Lahsa’nın bir müddet yerli hanedanlardan Beni Halid aracılığı ile idare edildiği ve Suudiler gibi başka hanedanların da ortaya çıktığı tarihlerde de önemini koruyan Katıf, Osmanlı Devleti’nin merkezi idareyi yeniden tesis etmek istediği zamanlarda da stratejik bir mevki işgal eder. Midhat Paşa’nın Ahsa askeri seferinde önemli askeri bir üs olarak kullanılır ve ardından da kurulan Ahsa Mutasarrıflığının bir kazası olarak teşkilatlandırılır (1871). Bu teşkilatlanmanın ardından Midhat Paşa’ya gelen en önemli şikayet yerel hanedanların Şiiler üzerindeki baskısı ve bu konuda düzenlemeler yapılması gerektiğidir. Midhat Paşa mezar yerlerinin yeniden iadesi gibi somut tedbirler alarak bölgede Şii-Sünni barışını kurar. Hatta buradan göç edenlerin geri gelmesini sağlar.

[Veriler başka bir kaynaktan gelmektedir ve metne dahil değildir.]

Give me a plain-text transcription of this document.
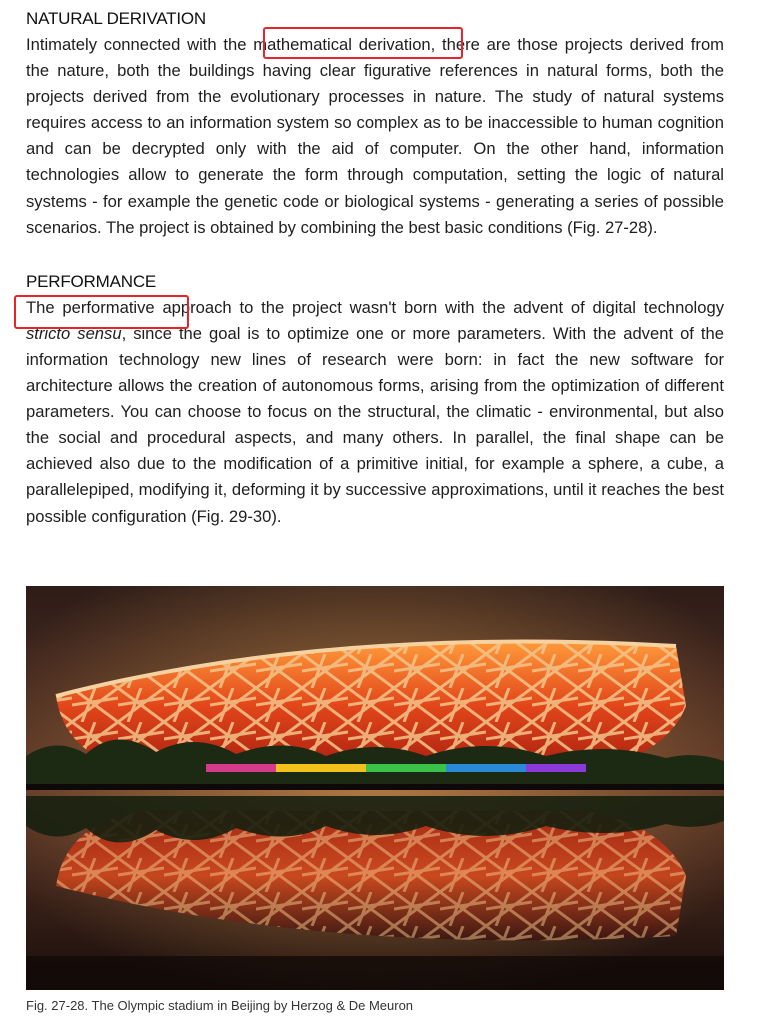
NATURAL DERIVATION

Intimately connected with the mathematical derivation, there are those projects derived from the nature, both the buildings having clear figurative references in natural forms, both the projects derived from the evolutionary processes in nature. The study of natural systems requires access to an information system so complex as to be inaccessible to human cognition and can be decrypted only with the aid of computer. On the other hand, information technologies allow to generate the form through computation, setting the logic of natural systems - for example the genetic code or biological systems - generating a series of possible scenarios. The project is obtained by combining the best basic conditions (Fig. 27-28).

PERFORMANCE

The performative approach to the project wasn't born with the advent of digital technology stricto sensu, since the goal is to optimize one or more parameters. With the advent of the information technology new lines of research were born: in fact the new software for architecture allows the creation of autonomous forms, arising from the optimization of different parameters. You can choose to focus on the structural, the climatic - environmental, but also the social and procedural aspects, and many others. In parallel, the final shape can be achieved also due to the modification of a primitive initial, for example a sphere, a cube, a parallelepiped, modifying it, deforming it by successive approximations, until it reaches the best possible configuration (Fig. 29-30).

Fig. 27-28. The Olympic stadium in Beijing by Herzog & De Meuron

Bölge bu tarihten sonra Bahreyn, Katar ve hatta Kuveyt’in gözlenme yeri olur. 19. yüzyılın sonlarında Basra Körfezi’nde İngilizlerin faaliyetlerinin artmasına paralel olarak II. Abdülhamid de buraya özel ilgi gösterir. Bir politika olarak benimsediği, dış tehlikelere açık stratejik yerlerdeki bir kısım kamu veya özel arazileri satın alarak kendi emlaki haline dönüştürme (Emlak-i Hümayun) politikasına burayı da katar. Ahsa mutasarrıflığına kaydedilen 400’den fazla arazi ve akarın çoğunun Katıf bölgesinden olması hasebi ile burada bir de Emlak-i Seniye İdaresi kurar.

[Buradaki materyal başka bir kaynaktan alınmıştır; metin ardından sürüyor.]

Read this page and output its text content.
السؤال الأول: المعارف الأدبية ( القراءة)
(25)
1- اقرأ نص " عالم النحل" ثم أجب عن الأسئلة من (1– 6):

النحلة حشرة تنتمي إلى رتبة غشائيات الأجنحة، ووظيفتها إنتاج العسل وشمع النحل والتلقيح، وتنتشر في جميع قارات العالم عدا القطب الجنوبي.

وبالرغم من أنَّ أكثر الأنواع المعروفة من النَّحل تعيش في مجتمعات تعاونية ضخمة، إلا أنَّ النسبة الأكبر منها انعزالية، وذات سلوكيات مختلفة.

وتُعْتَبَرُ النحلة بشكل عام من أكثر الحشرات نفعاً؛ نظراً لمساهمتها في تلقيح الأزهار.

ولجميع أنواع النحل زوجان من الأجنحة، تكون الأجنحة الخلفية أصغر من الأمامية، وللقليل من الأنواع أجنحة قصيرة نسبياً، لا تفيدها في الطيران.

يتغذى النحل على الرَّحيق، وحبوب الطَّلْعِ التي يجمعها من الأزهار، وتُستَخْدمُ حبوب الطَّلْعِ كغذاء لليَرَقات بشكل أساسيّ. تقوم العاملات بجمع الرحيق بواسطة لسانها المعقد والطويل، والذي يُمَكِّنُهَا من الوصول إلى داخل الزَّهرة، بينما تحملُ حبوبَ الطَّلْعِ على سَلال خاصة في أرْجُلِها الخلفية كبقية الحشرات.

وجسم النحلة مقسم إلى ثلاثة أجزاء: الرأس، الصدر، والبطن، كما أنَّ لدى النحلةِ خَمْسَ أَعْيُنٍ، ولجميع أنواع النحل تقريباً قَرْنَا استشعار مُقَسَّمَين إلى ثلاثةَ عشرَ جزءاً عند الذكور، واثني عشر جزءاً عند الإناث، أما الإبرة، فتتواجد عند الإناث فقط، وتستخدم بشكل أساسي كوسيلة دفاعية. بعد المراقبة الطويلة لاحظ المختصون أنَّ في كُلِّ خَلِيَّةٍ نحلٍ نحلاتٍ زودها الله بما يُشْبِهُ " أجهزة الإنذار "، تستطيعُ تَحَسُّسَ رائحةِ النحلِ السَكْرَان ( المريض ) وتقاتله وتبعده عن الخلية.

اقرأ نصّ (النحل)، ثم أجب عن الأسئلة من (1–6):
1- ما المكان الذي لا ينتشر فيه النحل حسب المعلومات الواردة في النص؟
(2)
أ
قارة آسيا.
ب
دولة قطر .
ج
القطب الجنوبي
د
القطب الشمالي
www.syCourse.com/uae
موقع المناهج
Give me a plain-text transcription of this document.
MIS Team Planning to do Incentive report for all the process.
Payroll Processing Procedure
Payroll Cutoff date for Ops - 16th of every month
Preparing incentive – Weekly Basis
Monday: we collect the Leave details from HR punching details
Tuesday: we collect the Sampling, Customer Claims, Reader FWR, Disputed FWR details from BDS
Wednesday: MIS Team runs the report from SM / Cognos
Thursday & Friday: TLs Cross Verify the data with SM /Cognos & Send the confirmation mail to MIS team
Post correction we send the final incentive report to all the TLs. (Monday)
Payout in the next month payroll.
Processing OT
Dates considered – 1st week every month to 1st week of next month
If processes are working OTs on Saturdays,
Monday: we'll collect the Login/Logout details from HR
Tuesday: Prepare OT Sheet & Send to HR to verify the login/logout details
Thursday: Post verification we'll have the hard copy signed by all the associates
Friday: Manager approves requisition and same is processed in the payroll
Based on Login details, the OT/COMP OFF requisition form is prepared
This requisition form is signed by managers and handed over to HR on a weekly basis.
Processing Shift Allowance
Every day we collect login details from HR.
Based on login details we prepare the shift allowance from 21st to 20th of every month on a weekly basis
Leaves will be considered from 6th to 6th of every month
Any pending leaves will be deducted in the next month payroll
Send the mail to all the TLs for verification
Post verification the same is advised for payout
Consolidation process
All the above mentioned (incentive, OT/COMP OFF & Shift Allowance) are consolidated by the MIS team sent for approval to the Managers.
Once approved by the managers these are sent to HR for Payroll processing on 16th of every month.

Bölge, Osmanlı idaresinden Suud idaresine geçmeye başladığı 1913 yılından itibaren de aynı önemini korur. Hatta Suudi Arabistan’ın kurulmasına giden süreçte önemli bir dönüm noktası olan Ukayr Protokolü de bu bölgenin bir parçası olan Ukayr (Uceyr) limanında Percy Cox ile İbn Suud arasında 1922 yılında yapılmış ve burada kısmen Suudi Arabistan’ın sınırları tespit edilmiştir. 1932 yılında resmen krallık olarak tanınan Suudi Arabistan idaresinin o tarihteki kalkınma kaynakları da buradan sağlanır. Katıf ve Ukayr limanlarından gelen ticari gelirler ile Ahsa’daki geniş hurmalıklar aslında Suudi Devleti’nin temel mali kaynakları olur.

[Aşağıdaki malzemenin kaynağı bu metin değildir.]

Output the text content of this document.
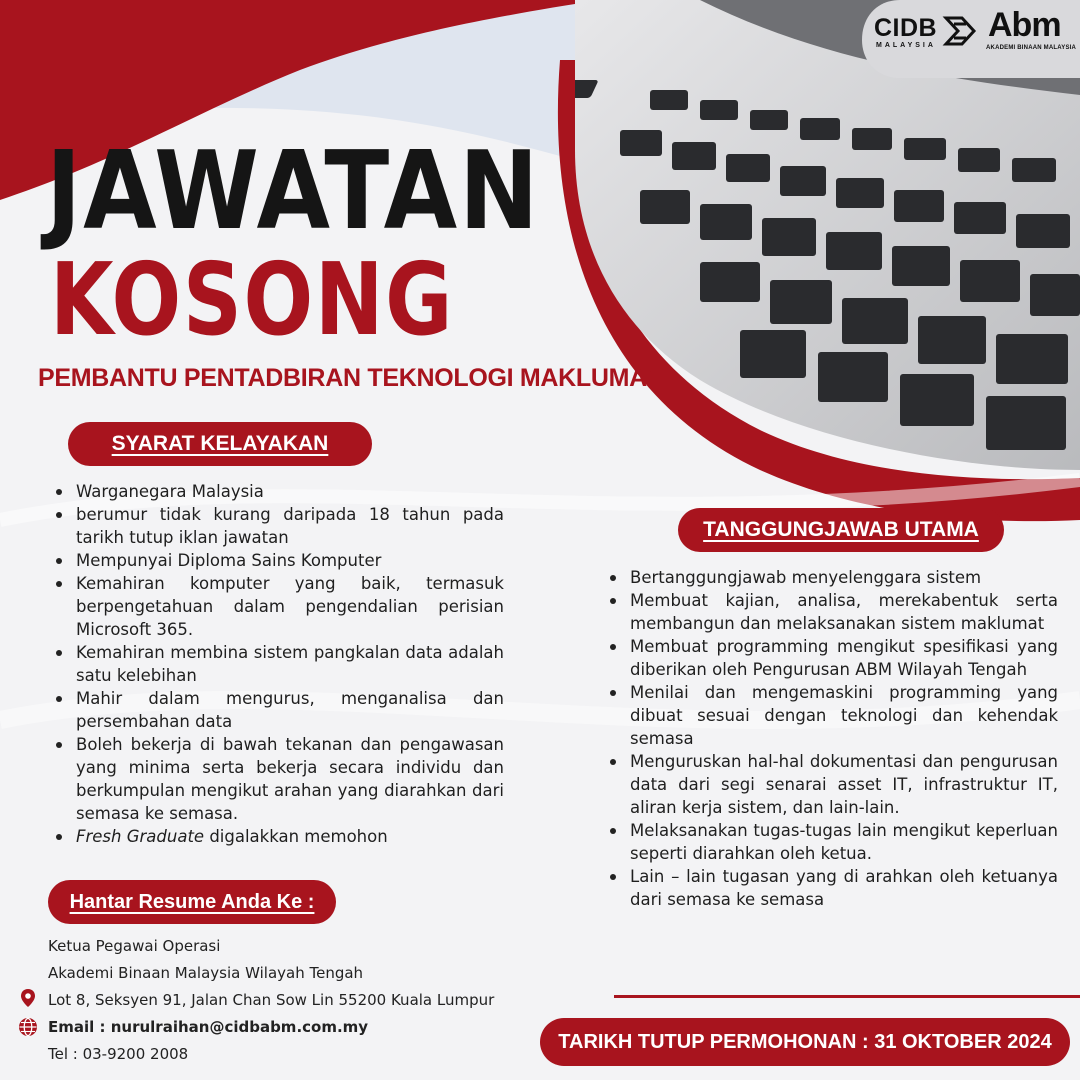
CIDB
MALAYSIA
Abm
AKADEMI BINAAN MALAYSIA
JAWATAN
KOSONG
PEMBANTU PENTADBIRAN TEKNOLOGI MAKLUMAT
SYARAT KELAYAKAN
Warganegara Malaysia
berumur tidak kurang daripada 18 tahun pada tarikh tutup iklan jawatan
Mempunyai Diploma Sains Komputer
Kemahiran komputer yang baik, termasuk berpengetahuan dalam pengendalian perisian Microsoft 365.
Kemahiran membina sistem pangkalan data adalah satu kelebihan
Mahir dalam mengurus, menganalisa dan persembahan data
Boleh bekerja di bawah tekanan dan pengawasan yang minima serta bekerja secara individu dan berkumpulan mengikut arahan yang diarahkan dari semasa ke semasa.
Fresh Graduate digalakkan memohon
TANGGUNGJAWAB UTAMA
Bertanggungjawab menyelenggara sistem
Membuat kajian, analisa, merekabentuk serta membangun dan melaksanakan sistem maklumat
Membuat programming mengikut spesifikasi yang diberikan oleh Pengurusan ABM Wilayah Tengah
Menilai dan mengemaskini programming yang dibuat sesuai dengan teknologi dan kehendak semasa
Menguruskan hal-hal dokumentasi dan pengurusan data dari segi senarai asset IT, infrastruktur IT, aliran kerja sistem, dan lain-lain.
Melaksanakan tugas-tugas lain mengikut keperluan seperti diarahkan oleh ketua.
Lain – lain tugasan yang di arahkan oleh ketuanya dari semasa ke semasa
Hantar Resume Anda Ke :
Ketua Pegawai Operasi
Akademi Binaan Malaysia Wilayah Tengah
Lot 8, Seksyen 91, Jalan Chan Sow Lin 55200 Kuala Lumpur
Email : nurulraihan@cidbabm.com.my
Tel : 03-9200 2008
TARIKH TUTUP PERMOHONAN : 31 OKTOBER 2024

Bugün Suudi Arabistan’ın zenginliğinin kaynağı da yine bu bölgeden çıkarılan petroldür. Ancak petrolün bölgede keşfi ile birlikte beklenenin aksine Katıf büyük bir gelişme göstermez. Daha ziyade Katıf yakınlarında kurulan Jubeyl şehri ile Dammam kentleri daha büyük gelişme gösterirler. Bunda Suudi yönetiminin denge kurma arayışlarının yer aldığı varsayılabilir. Zira nerede ise tamamı Şiilerden oluşan Katıf halkı hizmet sektöründe ve petrol işinde yer almıştır. Fakat bu işleri sadece onlara bırakmak yerine Sünnî kabilelerin yerleştirildiği Jubeyl ve ağırlıklı olarak petrolde çalışan yabancıların yaşadığı Dammam’a ağırlık verilerek bir denge kuruldu. Ayrıca Doğu Eyaletleri Emirliği’ne Suud ailesinin en makbul (bazen de en sert) isimleri tayin edildi. Ancak zaman içinde burada nüfusun artması ve Suudi Şiilerinin üçte birinin (yaklaşık 1 milyon) buralarda yaşaması tabii olarak dengeleri alt üst etmiştir. Ancak buna bir çözüm üretilememiş ve bölge bir taraftan İran etkisine diğer taraftan da radikal anlayışların hedefine açık hale getirilmiştir.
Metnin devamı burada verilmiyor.